I learned he is a middle-aged, very experienced, "self-made", wealthy medium-sized businessman - a heavy machinery contractor in agriculture and mining.


He doesn't "believe in climate change", but he was heading for central NSW to buy 3 fire-fighting aeroplanes because there is a trend to more bushfires", and "they're getting bigger". "I think there is probably some money to be made."


His big problem is "too many rules and regulations because of you lot". Stifles innovation, raises costs etc etc etc.


So, I asked him for a good example of "too much etc" and of course, it was a health and safety requirement. He finished his explanation: "Probably not a good example." I agreed, and repeated, "Well, give me a good one." And he did. Another health and safety regulation that finished with, "Probably not a good example." We then repeated the exercise. With several detours to other pet businessMAN whinges, all of that took up the whole trip.

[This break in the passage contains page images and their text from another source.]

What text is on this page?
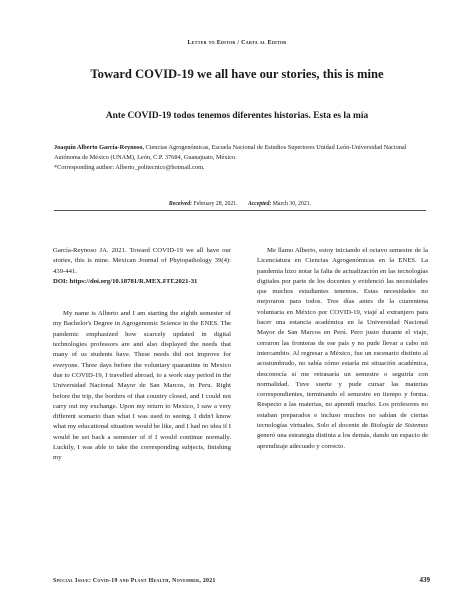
Letter to Editor / Carta al Editor
Toward COVID-19 we all have our stories, this is mine
Ante COVID-19 todos tenemos diferentes historias. Esta es la mía
Joaquín Alberto García-Reynoso, Ciencias Agrogenómicas, Escuela Nacional de Estudios Superiores Unidad León-Universidad Nacional Autónoma de México (UNAM), León, C.P. 37684, Guanajuato, México.
*Corresponding author: Alberto_politecnico@hotmail.com.
Received: February 28, 2021. Accepted: March 30, 2021.

García-Reynoso JA. 2021. Toward COVID-19 we all have our stories, this is mine. Mexican Journal of Phytopathology 39(4): 439-441.
DOI: https://doi.org/10.18781/R.MEX.FIT.2021-31

My name is Alberto and I am starting the eighth semester of my Bachelor's Degree in Agrogenomic Science in the ENES. The pandemic emphasized how scarcely updated in digital technologies professors are and also displayed the needs that many of us students have. These needs did not improve for everyone. Three days before the voluntary quarantine in Mexico due to COVID-19, I travelled abroad, to a work stay period in the Universidad Nacional Mayor de San Marcos, in Peru. Right before the trip, the borders of that country closed, and I could not carry out my exchange. Upon my return to Mexico, I saw a very different scenario than what I was used to seeing. I didn't know what my educational situation would be like, and I had no idea if I would be set back a semester of if I would continue normally. Luckily, I was able to take the corresponding subjects, finishing my

Me llamo Alberto, estoy iniciando el octavo semestre de la Licenciatura en Ciencias Agrogenómicas en la ENES. La pandemia hizo notar la falta de actualización en las tecnologías digitales por parte de los docentes y evidenció las necesidades que muchos estudiantes tenemos. Estas necesidades no mejoraron para todos. Tres días antes de la cuarentena voluntaria en México por COVID-19, viajé al extranjero para hacer una estancia académica en la Universidad Nacional Mayor de San Marcos en Perú. Pero justo durante el viaje, cerraron las fronteras de ese país y no pude llevar a cabo mi intercambio. Al regresar a México, fue un escenario distinto al acostumbrado, no sabía cómo estaría mi situación académica, desconocía si me retrasaría un semestre o seguiría con normalidad. Tuve suerte y pude cursar las materias correspondientes, terminando el semestre en tiempo y forma. Respecto a las materias, no aprendí mucho. Los profesores no estaban preparados e incluso muchos no sabían de ciertas tecnologías virtuales. Solo el docente de Biología de Sistemas generó una estrategia distinta a los demás, dando un espacio de aprendizaje adecuado y correcto.

Special Issue: Covid-19 and Plant Health, November, 2021	439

On the detours, I did learn new stuff about the heavy and medium-sized engineering equipment industry and I did learn that he was a fervent believer in "Australian-made". However like his "non-belief" in climate change, that was loaded with some contradictions. He also showed me how he used his mobile phone to control, from his lounge room, watering patterns on his mixed vegetable farm fields.


Nevertheless, at the end of the flight, having not found a good example of a bad rule/regulation, I got out of my seat, offered my hand and introduced myself by name. His limp hand came with a curt, silent nod. I was left wondering just what was going on in his feverish head as he got off the plane. Certainly not nothing.


Fifteen minutes later I thought I should have asked him if I could take a look under the seats for his lost petard.


I also thought of the local couple whose son was killed because of employer negligence at 17 years old just a couple of days into his first job. The employer was slapped across the wrist and runs his business in the region while the ever-grieving parents yearn for what the lack of "rules and regulations" have denied their son and themselves.


And, I WILL REMEMBER TO JOIN WITH THEM (I KNOW THEY WILL BE THERE) ON APRIL 28TH AT THE LOCAL EVENT TO REMEMBER AND PAY OUR RESPECTS TO ALL WORKERS KILLED OR INJURED ON THE JOB.